If the insurance company denies the claim of the policy owner, the insurance company can be liable to insured driver for much more amount than the primary claim, if denial rises to extend of “bad faith.” Today in this post we will discuss the elements that any insured driver should prove to win any bad faith case, kind of damages which are available and insurance company’s probable defenses in face of bad faith claims.
What’s Bad Faith? What Should A Policy Holder Prove?
The “Bad faith” is the legal, technical term for when the insurance company denies claim without any reasonable basis. While term “bad faith” may imply that claim was denied to advance an insurance company’s interest at the expenses of driver’s interests that isn’t a requirement always in the successful bad faith case.
Usually, if the insurance company denies the claim simply because of an error or mistake in assessment, but possesses a practical basis for making the mistake that doesn’t qualify as the bad faith. In a few states, the policy owner should prove that insurance company failed in making a careful investigation before denying a claim.
The precise nature of any bad faith lawsuit differs from one state to another, but a common subject is that the circumstances and facts at the time of claim denial matter the most. If policy owner can demonstrate there are excellent reasons to guess claim investigation was careless for a reason, bad faith lawsuit more likely is to succeed if it seems that a guiltless mistake was made actually in an otherwise careful investigation of car accident.
What Types of Damages Can Be Recovered?
So, what types of compensation can you recover easily?
Firstly, the policy owner in bad faith cases can recover what an insurance company must have paid for driver’s primary claim that is the policy cover for the auto accident injury claim which another person brought against driver originally.
Next, the policy owner can even recover “consequential” damages, which occurred due to bad faith rejection of claim. These are the damages that were predictable result of having the denied claim. Examples are cost of defending any injury lawsuit which was brought against covered driver, including the auto accident attorney fees and amount of judgment and cost of suing insurance company to establish that coverage must have been granted. A few states offer that lawyer fees are recoverable like an item of the damages separate from significant damages, but results are same.
Policy owner might be able to recuperate damages for emotional damages caused due to the claim rejection. In case of needing to protect and payout for an auto accident lawsuit, if it must be covered by insurance, owner’s emotional distress can be quite harsh. Whether the emotional distress damages tend to be available depends on individual state.

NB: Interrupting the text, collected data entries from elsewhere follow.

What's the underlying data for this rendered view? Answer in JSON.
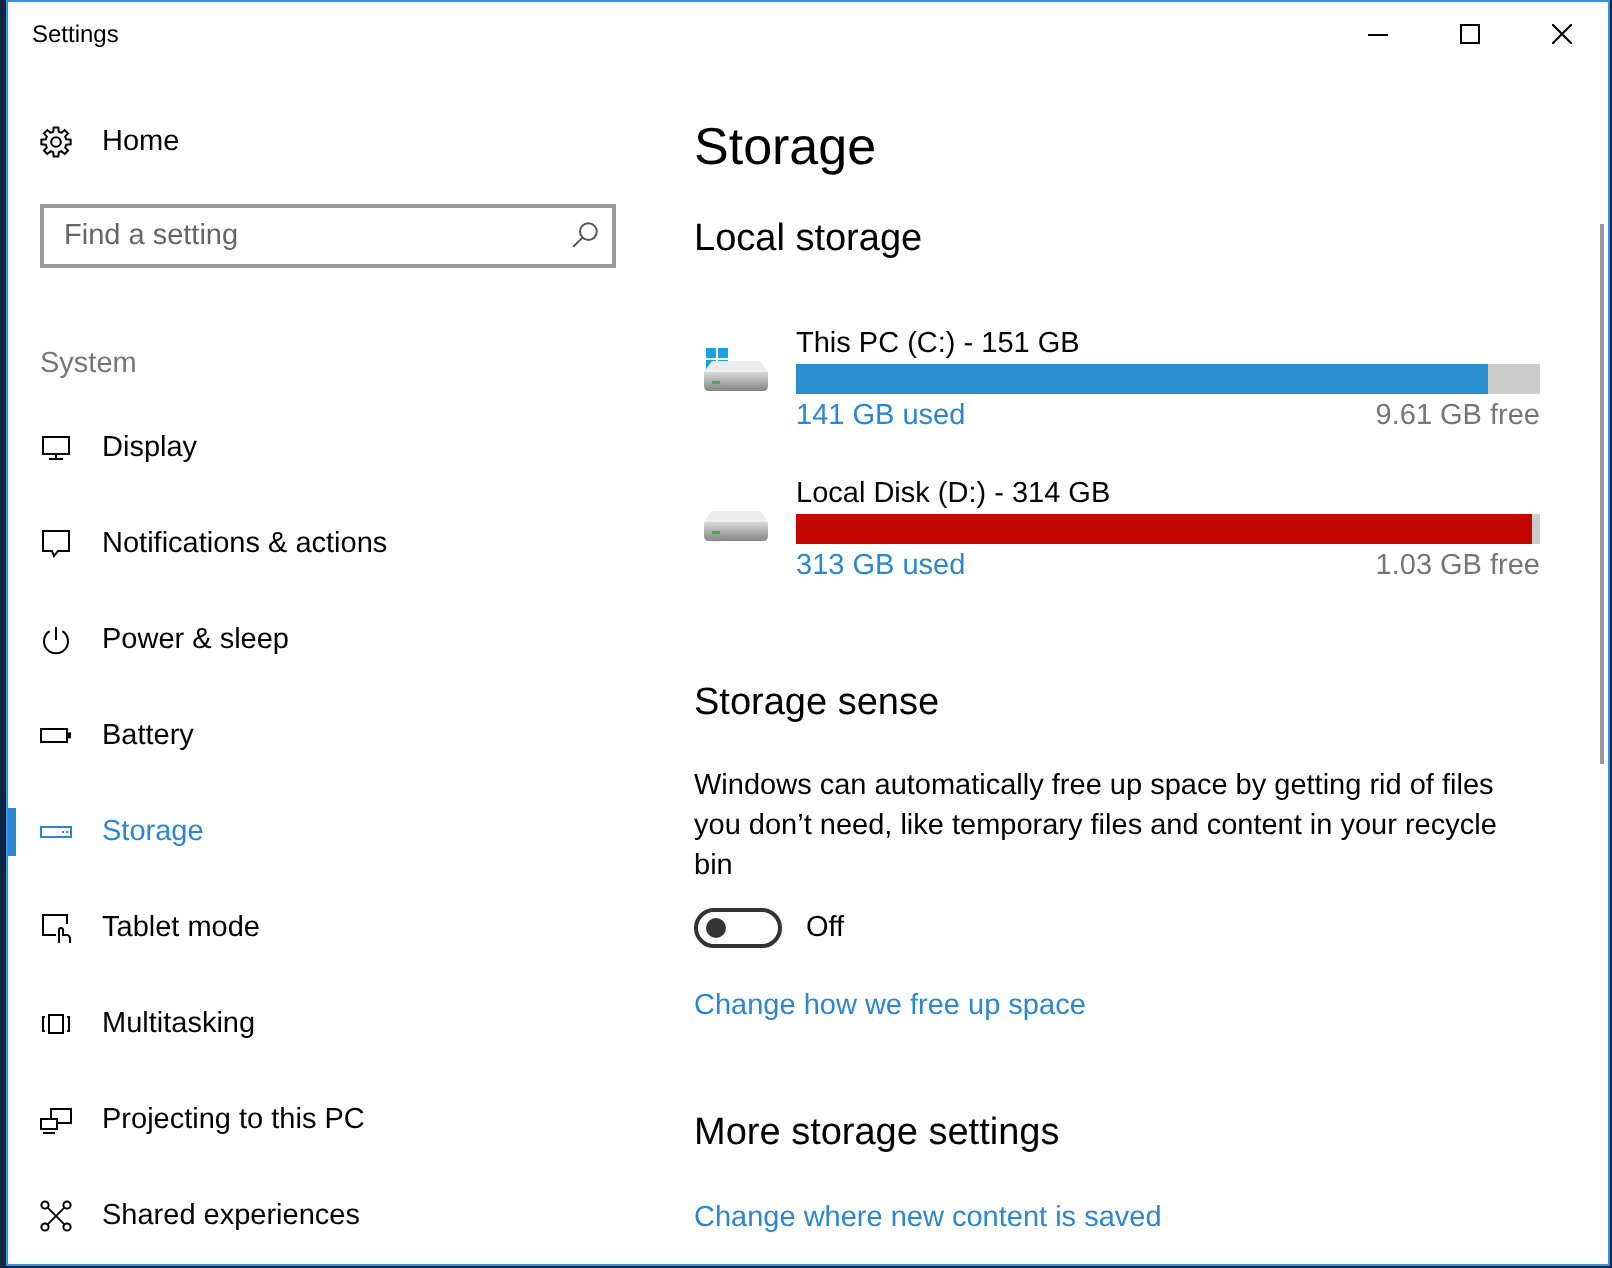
{
  "window": {
    "title": "Settings"
  },
  "sidebar": {
    "home": "Home",
    "search": {
      "placeholder": "Find a setting"
    },
    "group": "System",
    "items": [
      {
        "kind": "display",
        "label": "Display",
        "selected": false
      },
      {
        "kind": "notifications",
        "label": "Notifications & actions",
        "selected": false
      },
      {
        "kind": "power",
        "label": "Power & sleep",
        "selected": false
      },
      {
        "kind": "battery",
        "label": "Battery",
        "selected": false
      },
      {
        "kind": "storage",
        "label": "Storage",
        "selected": true
      },
      {
        "kind": "tablet",
        "label": "Tablet mode",
        "selected": false
      },
      {
        "kind": "multitasking",
        "label": "Multitasking",
        "selected": false
      },
      {
        "kind": "projecting",
        "label": "Projecting to this PC",
        "selected": false
      },
      {
        "kind": "shared",
        "label": "Shared experiences",
        "selected": false
      }
    ]
  },
  "page": {
    "title": "Storage",
    "local_storage": {
      "heading": "Local storage",
      "drives": [
        {
          "kind": "system",
          "name": "This PC (C:) - 151 GB",
          "level": 0.93,
          "color": "#2a8fd0",
          "used": "141 GB used",
          "free": "9.61 GB free"
        },
        {
          "kind": "data",
          "name": "Local Disk (D:) - 314 GB",
          "level": 0.99,
          "color": "#c50500",
          "used": "313 GB used",
          "free": "1.03 GB free"
        }
      ]
    },
    "storage_sense": {
      "heading": "Storage sense",
      "description": "Windows can automatically free up space by getting rid of files you don’t need, like temporary files and content in your recycle bin",
      "toggle": {
        "on": false,
        "label": "Off"
      },
      "link": "Change how we free up space"
    },
    "more_settings": {
      "heading": "More storage settings",
      "links": [
        "Change where new content is saved"
      ]
    }
  }
}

Punitive damages also may be available if the policy owner can establish that the insurance company recklessly or intentionally acted to harm policyholder. While maximum policyholders that win bad faith claims might feel that punitive damage should be granted too, the real fact is there usually should be a clear proof of any egregious conduct by insurance company, not only opportunistic carelessness.

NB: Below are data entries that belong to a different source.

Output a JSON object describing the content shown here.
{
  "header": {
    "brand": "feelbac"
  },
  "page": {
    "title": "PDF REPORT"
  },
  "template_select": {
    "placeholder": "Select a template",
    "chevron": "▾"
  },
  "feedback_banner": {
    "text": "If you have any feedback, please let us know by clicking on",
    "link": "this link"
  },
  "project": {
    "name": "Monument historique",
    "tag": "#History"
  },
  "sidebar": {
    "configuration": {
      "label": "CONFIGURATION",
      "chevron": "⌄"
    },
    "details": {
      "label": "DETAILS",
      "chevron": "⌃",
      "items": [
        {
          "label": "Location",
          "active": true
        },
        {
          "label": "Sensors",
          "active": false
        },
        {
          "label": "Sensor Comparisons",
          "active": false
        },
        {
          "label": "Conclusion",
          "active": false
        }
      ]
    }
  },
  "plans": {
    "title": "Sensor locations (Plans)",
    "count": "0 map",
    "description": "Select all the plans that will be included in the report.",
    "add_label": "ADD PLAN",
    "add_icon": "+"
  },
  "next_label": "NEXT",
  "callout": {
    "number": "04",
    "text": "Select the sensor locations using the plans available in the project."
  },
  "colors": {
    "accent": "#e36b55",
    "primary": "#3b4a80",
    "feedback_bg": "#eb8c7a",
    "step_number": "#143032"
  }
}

Some states have particular statutory penalties for the insurance bad faith claim. Typically, these penalties stop other damages from getting awarded to the policy owner, though statutory damages are hardly ever insignificant or more constructive to insurance company than the standard damages. In a few states, such laws specify that successful plaintiff in bad faith case are awarded three times amount of his/ her compensatory damages.